For some reason, I can’t get interested in the Democratic National Convention, just as I was unable to muster any interest in the Republicans’ meeting last week.
Maybe it’s post-surgery brain — inability to maintain focus for an extended period — or maybe it’s just that these affairs have become so prescribed, even with a little yelling and booing.
The last political convention that held some element of drama was the Republican convention here in 1976, when Ronald Reagan battled Gerald Ford to the wire. I was assigned to follow Reagan during that convention and, naturally, that held my interest.
I loved the conventions back in the late ’50s and early ’60s, when network TV was just figuring out how to cover these conventions at floor level and god-like anchors such as Walter Cronkite of CBS and Chet Huntley and David Brinkley of NBC narrated the proceedings. As a kid, I thought those black-and-white images, with reporters getting bumped around on the convention floor, were just too good to be true and had no idea it would become commonplace with the polishing of TV production.
…That said, I do like some of the stories that come out of these conventions, and Maureen Dowd of The New York Times had one yesterday that should hold appeal to nearly everyone about my age.
She wrote about Colorado Gov. John Hickenlooper’s memory of attending a 1969 Janis Joplin concert in Philadelphia. In 1969, Janis was on her way to becoming a full-fledged star but had not crested. Some of you will remember that I wrote a career-changing story about Janis in June 1970, when I was a rookie reporter at The Star. That story catapulted me from the ranks of obit writer to genuine general-assignment reporter.
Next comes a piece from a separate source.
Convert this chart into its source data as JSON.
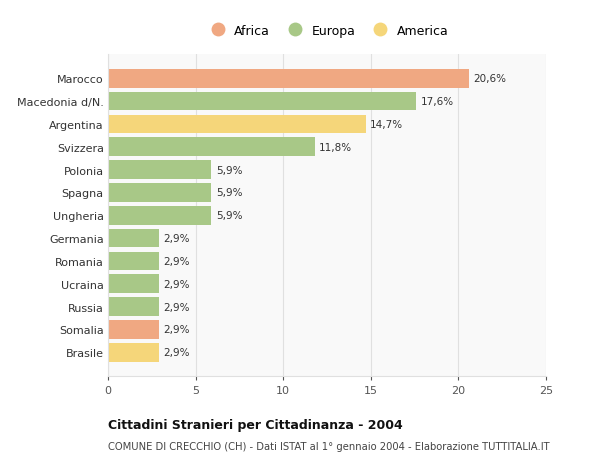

It was published on Page 3 of The Kansas City Times the morning of June 15, 1970. Four months later, Janis died of a heroin overdose in a Hollywood motel.
…Another quick preface, I have more than a passing interest in Hickenlooper, a Democrat, because the first time I spent considerable time in Denver (2012 women’s Final Four), I scouted a few bars and planted myself at one called Wynkoop Brewing Company in the LoDo area. LoDo — Lower Downtown — is a steroids version of the Crossroads District. It is anchored by Coors Field, which is down the street from the Wynkoop brewery.
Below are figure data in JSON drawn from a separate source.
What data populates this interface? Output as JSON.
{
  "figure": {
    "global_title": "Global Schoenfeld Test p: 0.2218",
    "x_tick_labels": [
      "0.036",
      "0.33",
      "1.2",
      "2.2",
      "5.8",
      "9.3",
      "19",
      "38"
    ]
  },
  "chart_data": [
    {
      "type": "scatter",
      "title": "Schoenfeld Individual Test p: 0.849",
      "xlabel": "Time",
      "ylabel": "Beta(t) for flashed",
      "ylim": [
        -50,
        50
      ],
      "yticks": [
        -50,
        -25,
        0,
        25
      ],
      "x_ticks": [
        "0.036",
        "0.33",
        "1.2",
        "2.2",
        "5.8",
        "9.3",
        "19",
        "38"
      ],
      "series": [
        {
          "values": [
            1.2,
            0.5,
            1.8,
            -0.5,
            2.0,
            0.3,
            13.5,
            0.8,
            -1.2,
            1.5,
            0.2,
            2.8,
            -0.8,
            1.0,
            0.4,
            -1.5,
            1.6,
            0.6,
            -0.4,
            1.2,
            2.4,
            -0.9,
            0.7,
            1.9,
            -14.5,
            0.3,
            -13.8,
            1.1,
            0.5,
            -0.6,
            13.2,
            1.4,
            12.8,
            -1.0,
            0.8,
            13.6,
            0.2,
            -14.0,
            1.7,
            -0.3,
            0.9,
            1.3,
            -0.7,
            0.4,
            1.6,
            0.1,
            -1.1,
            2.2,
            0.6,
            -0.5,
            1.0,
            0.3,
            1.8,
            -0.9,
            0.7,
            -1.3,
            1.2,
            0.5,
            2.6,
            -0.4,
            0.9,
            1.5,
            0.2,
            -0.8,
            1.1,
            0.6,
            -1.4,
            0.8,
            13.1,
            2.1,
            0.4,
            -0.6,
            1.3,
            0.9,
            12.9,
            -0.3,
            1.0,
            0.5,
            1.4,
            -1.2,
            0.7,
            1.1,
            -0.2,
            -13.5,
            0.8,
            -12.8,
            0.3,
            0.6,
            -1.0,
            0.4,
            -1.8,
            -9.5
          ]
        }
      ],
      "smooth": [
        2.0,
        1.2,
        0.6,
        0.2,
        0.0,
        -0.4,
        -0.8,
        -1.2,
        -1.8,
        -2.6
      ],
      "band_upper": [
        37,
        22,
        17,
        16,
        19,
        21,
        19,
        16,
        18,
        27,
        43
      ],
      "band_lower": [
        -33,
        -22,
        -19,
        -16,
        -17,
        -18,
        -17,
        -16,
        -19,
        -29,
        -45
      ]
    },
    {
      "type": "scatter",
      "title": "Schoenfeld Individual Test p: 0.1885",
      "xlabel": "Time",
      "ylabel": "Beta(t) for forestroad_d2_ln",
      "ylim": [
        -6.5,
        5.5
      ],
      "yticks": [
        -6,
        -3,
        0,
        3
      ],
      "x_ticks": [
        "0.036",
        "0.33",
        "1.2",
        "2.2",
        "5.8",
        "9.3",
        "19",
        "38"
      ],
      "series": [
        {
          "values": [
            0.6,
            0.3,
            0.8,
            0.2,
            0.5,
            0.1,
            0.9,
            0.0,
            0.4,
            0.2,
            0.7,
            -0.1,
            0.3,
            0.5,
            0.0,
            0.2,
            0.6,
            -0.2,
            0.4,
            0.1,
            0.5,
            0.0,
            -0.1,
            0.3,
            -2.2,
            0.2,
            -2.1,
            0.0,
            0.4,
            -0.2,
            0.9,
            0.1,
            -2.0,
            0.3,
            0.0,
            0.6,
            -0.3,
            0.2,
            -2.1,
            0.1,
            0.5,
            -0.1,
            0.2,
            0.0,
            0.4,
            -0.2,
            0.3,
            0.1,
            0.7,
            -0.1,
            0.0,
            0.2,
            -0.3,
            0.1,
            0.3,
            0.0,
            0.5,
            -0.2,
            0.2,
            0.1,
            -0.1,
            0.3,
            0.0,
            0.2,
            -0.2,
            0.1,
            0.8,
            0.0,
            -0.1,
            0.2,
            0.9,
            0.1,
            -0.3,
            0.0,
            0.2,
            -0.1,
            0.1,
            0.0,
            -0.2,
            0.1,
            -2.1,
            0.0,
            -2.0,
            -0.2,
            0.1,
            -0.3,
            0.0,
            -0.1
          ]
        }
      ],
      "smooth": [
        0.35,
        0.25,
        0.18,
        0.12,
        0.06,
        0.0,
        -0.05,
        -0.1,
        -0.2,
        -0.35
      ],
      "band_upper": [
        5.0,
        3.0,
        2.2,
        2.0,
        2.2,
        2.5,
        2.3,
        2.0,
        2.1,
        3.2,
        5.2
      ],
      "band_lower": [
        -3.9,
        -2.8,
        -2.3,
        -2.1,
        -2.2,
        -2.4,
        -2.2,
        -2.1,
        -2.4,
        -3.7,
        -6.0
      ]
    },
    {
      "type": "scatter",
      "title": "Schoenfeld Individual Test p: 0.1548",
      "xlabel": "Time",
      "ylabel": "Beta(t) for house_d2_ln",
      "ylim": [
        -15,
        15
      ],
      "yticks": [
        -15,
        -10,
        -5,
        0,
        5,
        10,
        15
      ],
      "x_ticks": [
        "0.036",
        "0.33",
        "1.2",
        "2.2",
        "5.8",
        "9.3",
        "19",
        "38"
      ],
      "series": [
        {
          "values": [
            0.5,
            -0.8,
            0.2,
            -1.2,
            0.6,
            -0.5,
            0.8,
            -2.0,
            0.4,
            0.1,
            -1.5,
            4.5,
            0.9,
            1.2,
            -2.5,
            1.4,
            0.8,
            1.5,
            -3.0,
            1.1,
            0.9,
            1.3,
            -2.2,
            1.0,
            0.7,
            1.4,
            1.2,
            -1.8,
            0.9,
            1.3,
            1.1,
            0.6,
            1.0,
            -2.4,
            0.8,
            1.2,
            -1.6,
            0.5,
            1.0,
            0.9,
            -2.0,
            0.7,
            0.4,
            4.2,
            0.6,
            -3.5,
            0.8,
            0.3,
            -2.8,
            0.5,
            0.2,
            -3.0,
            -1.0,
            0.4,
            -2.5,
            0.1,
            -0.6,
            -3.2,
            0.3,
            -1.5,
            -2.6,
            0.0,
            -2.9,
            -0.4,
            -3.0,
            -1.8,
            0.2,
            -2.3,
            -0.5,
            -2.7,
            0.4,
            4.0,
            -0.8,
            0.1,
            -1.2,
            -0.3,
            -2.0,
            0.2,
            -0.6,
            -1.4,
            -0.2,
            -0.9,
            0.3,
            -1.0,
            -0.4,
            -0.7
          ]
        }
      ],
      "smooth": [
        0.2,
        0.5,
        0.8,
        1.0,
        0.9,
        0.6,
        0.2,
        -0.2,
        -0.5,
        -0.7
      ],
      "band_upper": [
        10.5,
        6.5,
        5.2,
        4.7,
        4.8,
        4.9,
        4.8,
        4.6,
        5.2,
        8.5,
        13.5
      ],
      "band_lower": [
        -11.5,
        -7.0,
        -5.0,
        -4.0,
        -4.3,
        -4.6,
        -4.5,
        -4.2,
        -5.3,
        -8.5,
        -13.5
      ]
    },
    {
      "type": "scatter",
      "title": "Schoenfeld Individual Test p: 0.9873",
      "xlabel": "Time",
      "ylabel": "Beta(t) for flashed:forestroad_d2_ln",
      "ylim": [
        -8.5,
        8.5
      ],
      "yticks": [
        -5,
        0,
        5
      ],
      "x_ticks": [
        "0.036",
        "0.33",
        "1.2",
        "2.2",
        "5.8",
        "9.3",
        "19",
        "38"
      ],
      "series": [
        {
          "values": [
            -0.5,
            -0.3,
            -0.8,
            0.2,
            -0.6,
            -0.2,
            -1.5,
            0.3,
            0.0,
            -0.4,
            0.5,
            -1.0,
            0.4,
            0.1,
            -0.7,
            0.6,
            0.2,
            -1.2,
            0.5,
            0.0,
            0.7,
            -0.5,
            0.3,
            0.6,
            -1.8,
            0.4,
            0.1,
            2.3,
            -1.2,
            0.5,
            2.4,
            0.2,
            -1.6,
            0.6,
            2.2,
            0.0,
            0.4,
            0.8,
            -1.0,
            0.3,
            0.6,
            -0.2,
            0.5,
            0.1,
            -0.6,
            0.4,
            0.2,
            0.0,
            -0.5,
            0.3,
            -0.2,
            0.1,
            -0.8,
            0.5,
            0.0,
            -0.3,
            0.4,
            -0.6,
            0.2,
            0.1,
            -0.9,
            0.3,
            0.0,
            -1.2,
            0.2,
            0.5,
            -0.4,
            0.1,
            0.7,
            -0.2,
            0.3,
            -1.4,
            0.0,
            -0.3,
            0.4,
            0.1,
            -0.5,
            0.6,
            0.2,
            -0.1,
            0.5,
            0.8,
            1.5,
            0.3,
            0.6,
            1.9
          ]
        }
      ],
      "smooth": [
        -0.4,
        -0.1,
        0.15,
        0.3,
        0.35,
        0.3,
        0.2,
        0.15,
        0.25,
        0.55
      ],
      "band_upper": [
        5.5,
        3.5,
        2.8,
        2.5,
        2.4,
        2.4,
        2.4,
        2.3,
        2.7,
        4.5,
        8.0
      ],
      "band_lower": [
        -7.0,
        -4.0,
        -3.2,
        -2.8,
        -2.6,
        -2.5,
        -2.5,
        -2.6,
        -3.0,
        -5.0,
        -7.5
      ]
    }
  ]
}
Wynkoop was home base for the Notre Dame women’s team (every year, each Final Four team designates a bar for its fans to gather), and I settled there. I soon discovered that its co-founder was Hickenlooper, a Pennsylvania native who had started out as a geologist in Colorado and then hop-scotched into the bar business and then to politics…It felt kind of special hanging out, with the excitement of a Final Four all around, at a vibrant bar founded by the governor.
Now, here’s Hickenlooper’s Janis Joplin story, as told to Maureen Dowd…
“It was 1969. I lived in Philly. I was going to Haverford High School and my 24-year-old brother, Sydney, was alarmed at my lack of dating. He was the one who introduced me to things that were … temptations. He went to Wesleyan, same school I went to. He got a master’s in urban planning but he never used it. He became an automobile mechanic in Berkeley in 1973.
“My dad died when I was a kid. I had just turned 8 but he’d been sick for two and a half years. He had intestinal cancer. Anyway, my brother raised me to a large extent. He was seven years older and he knew what was hip. He decided he was going to set up a double date. So he asked which girls I knew, and he stood beside me while I made the phone call and then I had a list of, like, six conversation topics so I wouldn’t run out of things to talk about with this girl I hardly knew, Sherry Lefevre.
“And he said, `You gotta come see this band, they’re really good.’ So he got the tickets and we went down to the Electric Factory & Flea Market to see a band called Big Brother and the Holding Company with Janis Joplin. Well, I didn’t know who she was but I immediately went and bought the record.
“So we did double date and the four of us went down together and in those days, South Street was pretty funky. They didn’t have a green room so the musicians, all the instruments were on the stage, but they stepped through the crowd. And we were all sitting cross-legged on the floor of this big concrete warehouse and Janis Joplin steps right over me and she pauses to say something to someone, and she had a paisley skirt on, a full-length paisley skirt, and she was just stopped there. And I wanted to see if it was silk or cotton and I just touched it, and she looked at me and went ‘Down, boy.’
“I was 17, I didn’t know what to do. So then they played an amazing set. It was just when the record ‘Cheap Thrills’ came out and it had that song `Down on Me.’ That was their closer, it was just a kick-ass.”
“Down boy.” Maybe the two sweetest words John Hickenlooper ever heard.
Hickenlooper, who had been mentioned as a possible running mate for Hillary Clinton, will speak at the convention tomorrow night…That’s one speech I’ll be watching.